Question

Is there an existing API in Office Open XML SDK or a 3rd party to properly read dates from a SpreadsheetML / .xlsx file?

Since there are so many variables that affect detecting when a value is a date (numFmtId + custom number formats) and then converting the date serial to a DateTime value (standard, backwards compatible, and 1904-super-backwards-compatible workbooks), it seems logical that this is something the SDK would provide or at least someone would have an existing code snippet to handle.

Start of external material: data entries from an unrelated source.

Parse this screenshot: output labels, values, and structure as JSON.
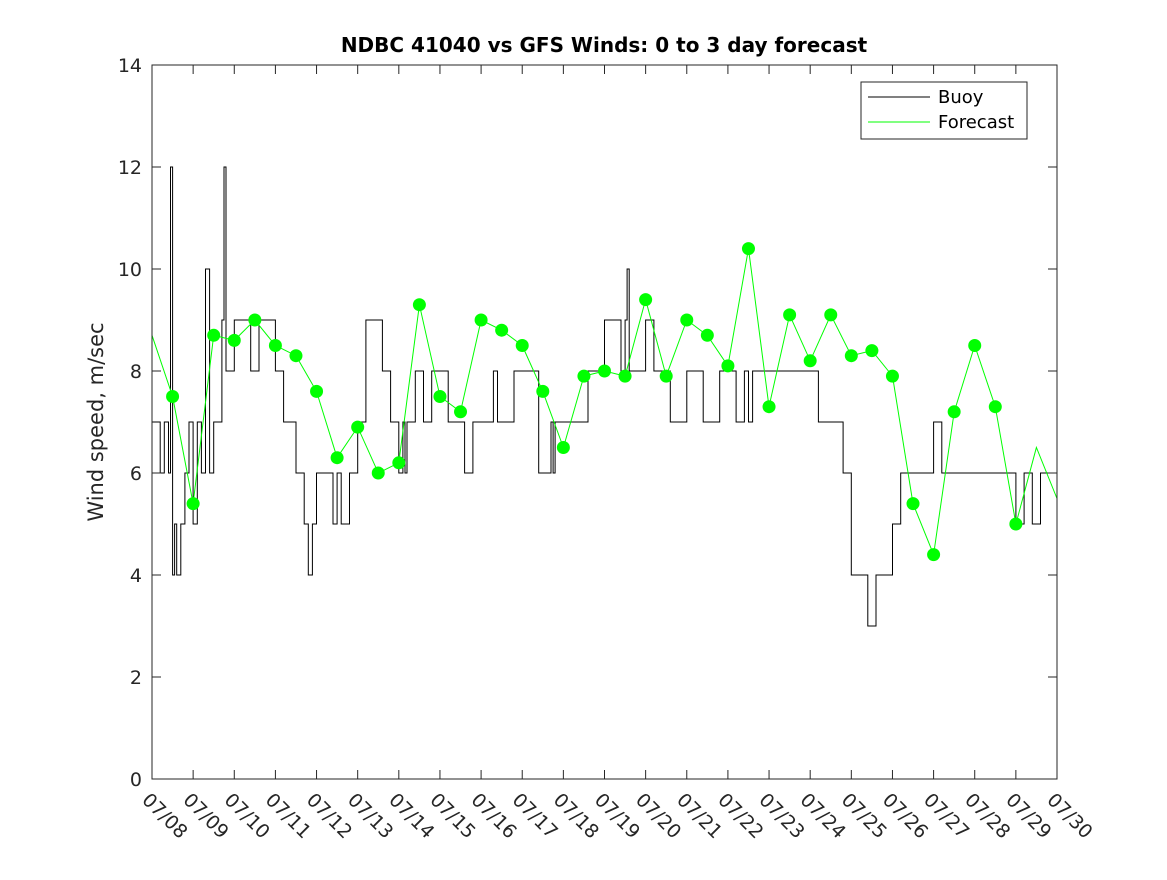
{
  "chart_data": {
    "type": "line",
    "title": "NDBC 41040 vs GFS Winds: 0 to 3 day forecast",
    "xlabel": "",
    "ylabel": "Wind speed, m/sec",
    "ylim": [
      0,
      14
    ],
    "yticks": [
      0,
      2,
      4,
      6,
      8,
      10,
      12,
      14
    ],
    "xlim": [
      0,
      22
    ],
    "xticks": [
      "07/08",
      "07/09",
      "07/10",
      "07/11",
      "07/12",
      "07/13",
      "07/14",
      "07/15",
      "07/16",
      "07/17",
      "07/18",
      "07/19",
      "07/20",
      "07/21",
      "07/22",
      "07/23",
      "07/24",
      "07/25",
      "07/26",
      "07/27",
      "07/28",
      "07/29",
      "07/30"
    ],
    "grid": false,
    "legend": {
      "position": "top-right",
      "entries": [
        "Buoy",
        "Forecast"
      ]
    },
    "colors": {
      "buoy": "#000000",
      "forecast": "#00ff00",
      "axis": "#262626"
    },
    "series": [
      {
        "name": "Buoy",
        "x": [
          0,
          0.2,
          0.3,
          0.4,
          0.45,
          0.5,
          0.55,
          0.6,
          0.7,
          0.8,
          0.9,
          1.0,
          1.1,
          1.2,
          1.3,
          1.4,
          1.5,
          1.7,
          1.75,
          1.8,
          2.0,
          2.2,
          2.4,
          2.6,
          2.8,
          3.0,
          3.2,
          3.4,
          3.5,
          3.6,
          3.7,
          3.8,
          3.9,
          4.0,
          4.2,
          4.4,
          4.5,
          4.6,
          4.8,
          5.0,
          5.2,
          5.4,
          5.6,
          5.8,
          6.0,
          6.1,
          6.15,
          6.2,
          6.4,
          6.6,
          6.8,
          7.0,
          7.2,
          7.4,
          7.6,
          7.8,
          8.0,
          8.2,
          8.3,
          8.4,
          8.6,
          8.8,
          9.0,
          9.2,
          9.4,
          9.6,
          9.7,
          9.75,
          9.8,
          10.0,
          10.2,
          10.4,
          10.6,
          10.8,
          11.0,
          11.2,
          11.4,
          11.5,
          11.55,
          11.6,
          11.8,
          12.0,
          12.2,
          12.4,
          12.6,
          12.8,
          13.0,
          13.2,
          13.4,
          13.5,
          13.6,
          13.8,
          14.0,
          14.2,
          14.4,
          14.5,
          14.6,
          14.8,
          15.0,
          15.2,
          15.4,
          15.6,
          15.8,
          16.0,
          16.2,
          16.4,
          16.6,
          16.8,
          17.0,
          17.2,
          17.4,
          17.6,
          17.8,
          18.0,
          18.2,
          18.4,
          18.6,
          18.8,
          19.0,
          19.2,
          19.4,
          19.6,
          19.8,
          20.0,
          20.2,
          20.4,
          20.6,
          20.8,
          21.0,
          21.2,
          21.4,
          21.6,
          21.8,
          22.0
        ],
        "y": [
          7,
          6,
          7,
          6,
          12,
          4,
          5,
          4,
          5,
          6,
          7,
          5,
          7,
          6,
          10,
          6,
          7,
          9,
          12,
          8,
          9,
          9,
          8,
          9,
          9,
          8,
          7,
          7,
          6,
          6,
          5,
          4,
          5,
          6,
          6,
          5,
          6,
          5,
          6,
          7,
          9,
          9,
          8,
          7,
          6,
          7,
          6,
          7,
          8,
          7,
          8,
          8,
          7,
          7,
          6,
          7,
          7,
          7,
          8,
          7,
          7,
          8,
          8,
          8,
          6,
          6,
          7,
          6,
          7,
          7,
          7,
          7,
          8,
          8,
          9,
          9,
          8,
          9,
          10,
          8,
          8,
          9,
          8,
          8,
          7,
          7,
          8,
          8,
          7,
          7,
          7,
          8,
          8,
          7,
          8,
          7,
          8,
          8,
          8,
          8,
          8,
          8,
          8,
          8,
          7,
          7,
          7,
          6,
          4,
          4,
          3,
          4,
          4,
          5,
          6,
          6,
          6,
          6,
          7,
          6,
          6,
          6,
          6,
          6,
          6,
          6,
          6,
          6,
          5,
          6,
          5,
          6,
          6,
          6
        ]
      },
      {
        "name": "Forecast",
        "x": [
          0,
          0.5,
          1.0,
          1.5,
          2.0,
          2.5,
          3.0,
          3.5,
          4.0,
          4.5,
          5.0,
          5.5,
          6.0,
          6.5,
          7.0,
          7.5,
          8.0,
          8.5,
          9.0,
          9.5,
          10.0,
          10.5,
          11.0,
          11.5,
          12.0,
          12.5,
          13.0,
          13.5,
          14.0,
          14.5,
          15.0,
          15.5,
          16.0,
          16.5,
          17.0,
          17.5,
          18.0,
          18.5,
          19.0,
          19.5,
          20.0,
          20.5,
          21.0,
          21.5,
          22.0
        ],
        "y": [
          8.7,
          7.5,
          5.4,
          8.7,
          8.6,
          9.0,
          8.5,
          8.3,
          7.6,
          6.3,
          6.9,
          6.0,
          6.2,
          9.3,
          7.5,
          7.2,
          9.0,
          8.8,
          8.5,
          7.6,
          6.5,
          7.9,
          8.0,
          7.9,
          9.4,
          7.9,
          9.0,
          8.7,
          8.1,
          10.4,
          7.3,
          9.1,
          8.2,
          9.1,
          8.3,
          8.4,
          7.9,
          5.4,
          4.4,
          7.2,
          8.5,
          7.3,
          5.0,
          6.5,
          5.5
        ]
      }
    ],
    "markers": {
      "name": "Forecast",
      "x": [
        0.5,
        1.0,
        1.5,
        2.0,
        2.5,
        3.0,
        3.5,
        4.0,
        4.5,
        5.0,
        5.5,
        6.0,
        6.5,
        7.0,
        7.5,
        8.0,
        8.5,
        9.0,
        9.5,
        10.0,
        10.5,
        11.0,
        11.5,
        12.0,
        12.5,
        13.0,
        13.5,
        14.0,
        14.5,
        15.0,
        15.5,
        16.0,
        16.5,
        17.0,
        17.5,
        18.0,
        18.5,
        19.0,
        19.5,
        20.0,
        20.5,
        21.0
      ],
      "y": [
        7.5,
        5.4,
        8.7,
        8.6,
        9.0,
        8.5,
        8.3,
        7.6,
        6.3,
        6.9,
        6.0,
        6.2,
        9.3,
        7.5,
        7.2,
        9.0,
        8.8,
        8.5,
        7.6,
        6.5,
        7.9,
        8.0,
        7.9,
        9.4,
        7.9,
        9.0,
        8.7,
        8.1,
        10.4,
        7.3,
        9.1,
        8.2,
        9.1,
        8.3,
        8.4,
        7.9,
        5.4,
        4.4,
        7.2,
        8.5,
        7.3,
        5.0
      ]
    }
  }
}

I'm using C# but a solution for any language would be fine.

Was it helpful?

Solution

Looks like there isn't anything out there already specific to this purpose. Here's the routine I came up with.

/// <summary>
/// Represents the formula used for converting date serial values stored within the workbook into DateTime instances.
/// </summary>
/// <remarks>
/// Information on date serial conversion is available here: http://www.documentinteropinitiative.com/implnotes/ISO-IEC29500-2008/001.018.017.004.001.000.000.aspx
/// </remarks>
public enum XlsxDateCompatibility
{
    /// <summary>
    /// Standard dates are based on December 30, 1899 and are considered "Standard 1900" dates.
    /// </summary>
    StandardBase1900,

    /// <summary>
    /// Excel for Windows backwards compatible dates are based on December 31, 1899 are are considered "Backwards compatible 1900" dates.
    /// </summary>
    BackwardsCompatibleBase1900,

    /// <summary>
    /// Excel for Macintos backwards compatible dates are based on January 1, 1904 and are considered "1904" dates.
    /// </summary>
    BackwardsCompatibleBase1904
}

    private static readonly IDictionary<XlsxDateCompatibility, DateTime> _dateSerialBaseDates
        = new Dictionary<XlsxDateCompatibility, DateTime>
            {
                {XlsxDateCompatibility.StandardBase1900, new DateTime(1899, 12, 30)},
                {XlsxDateCompatibility.BackwardsCompatibleBase1900, new DateTime(1899, 12, 31)},
                {XlsxDateCompatibility.BackwardsCompatibleBase1904, new DateTime(1904, 1, 1)}
            };

    public static DateTime DateSerialToDateTime(double dateSerial, XlsxDateCompatibility dateCompatibility)
    {

        // special case for dateCompaitility 1900, Excel thinks 1900 is a leap year
        // http://support.microsoft.com/kb/214019
        if (dateCompatibility == XlsxDateCompatibility.BackwardsCompatibleBase1900 && dateSerial >= 61.0)
        {
            dateSerial -= 1;
        }

        DateTime baseDate;          
        if (!_dateSerialBaseDates.TryGetValue(dateCompatibility, out baseDate))
        {
            baseDate = _dateSerialBaseDates[XlsxDateCompatibility.StandardBase1900];
        }
        return baseDate.AddDays(dateSerial);
    }

OTHER TIPS

I have never read a Date in before, but I'd imagine you would have to compare the style index on the cell you are reading to the date style index in the x:numFmts element, which you would find in the x:cellStyle. I know office 2010 has a date data type indicator on the cell where <x:c t='d'> so if you are using that version it would be a lot easier to find if the data is a date or not. This is what it would look like in Office 2010:

<x:c r="C4" t="d"> 
   <x:v>1976-11-22T08:30Z</x:v>
</x:c> 

To convert the data into a DateTime I believe all you have to do is a DateTime.FromOADate(cellvalue) where cellValue is a double. I know we convert a DateTime to an OADate before inserting dates into our excel documents so I'd imagine using the FromOADate method would work fine.

As far as any API's to do these functions, I am not aware of any that will perform what you want, but I wish it would be included in future versions of the SDK.